The Toyota Vios hasn’t changed its looks much since 2013, and that’s a testament to how well the design holds up over time. Its well-proportioned silhouette is complemented by a large grille, flanked by two chrome-plated foglamp housings. At the rear, the trunk’s chrome strip extends its design across the rear tail lights. It’s a nice touch and shows some attention to detail which you don’t normally see in entry level vehicles. A small spoiler highlights the rear, giving the Vios a touch of sporty attitude. It’s an easy design to play around with, though its looks would be much improved with wheels larger than the 15-inch alloys it comes with.
MORE CHANGES INSIDE
If you’ve got a keen eye, you’ll notice some slight changes with the interior. There are new silver highlights on the AVT touchscreen and shift knob, and brushed aluminum details on the dash and door panels. The soft-touch plastics and leather stitched-style treatment on the dash enhance the premium level of the cabin, to the point where you’ll almost forget you’re in a B-segment vehicle. Typical of Toyota, the interior build quality is remarkable to a car in this price category. Buttons and knobs feel solid to the touch, and the instrument cluster is clear and highly legible. There’s also ample space at the rear for three medium-sized adults, while two large adults will have nothing to complain about. The Vios’ steering wheel still doesn’t support telescopic adjustments, but getting into a comfortable driving position wasn’t a problem at all.
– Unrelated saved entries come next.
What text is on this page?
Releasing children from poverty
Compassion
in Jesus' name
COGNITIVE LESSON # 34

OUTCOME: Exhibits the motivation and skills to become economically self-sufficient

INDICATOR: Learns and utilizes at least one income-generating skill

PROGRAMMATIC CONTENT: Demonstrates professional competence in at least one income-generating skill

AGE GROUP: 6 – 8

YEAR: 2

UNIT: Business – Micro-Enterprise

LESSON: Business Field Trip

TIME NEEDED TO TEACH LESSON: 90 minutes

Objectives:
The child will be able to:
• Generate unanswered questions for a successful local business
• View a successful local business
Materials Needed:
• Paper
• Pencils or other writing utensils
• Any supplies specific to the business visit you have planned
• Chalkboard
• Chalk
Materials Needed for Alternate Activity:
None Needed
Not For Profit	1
On paper, Toyota’s new NR engine seems like a step down from the old NZ power plant. At 108hp and 140Nm of torque, the new engine has slightly less torque than its predecessor. Whatever the specs are on paper, it’s a different story in the driver’s seat. The engine response is noticeably quicker at low speeds compared to the previous model. Where you once had to get the revs going to gain speed, acceleration happens at a more linear pace, and the Vios feels perfectly at home cruising at speeds of 100 km/h without any drama.
The CVT transmission does take a bit of driving excitement away, but is a sensible addition to the Vios, given its practical nature. The end goal is, after all, improved fuel economy. So how does it do? Thanks to the Dual VVT-I engine (which adjusts timings on both intake and exhaust camshafts) and CVT transmission, the Toyota Vios achieves an average of 10 kilometers per liter on mixed city and highway driving conditions. On pure highway conditions, 15 kilometers per liter is easily attainable. Goal achieved? We certainly think so.
THE ONE TO BEAT
Many have tried to take a slice of the B-segment pie away from the Vios, but Toyota now has all the bases covered and locked down. The Vios offers driver and passenger airbags, complete connectivity to Bluetooth and MirrorLink devices, as well as six speakers, which is a lot of value for a sub-P1M car. With improved fuel efficiency, trustworthy Toyota reliability, and a P902,000 price tag, practicality simply doesn’t get any better than this.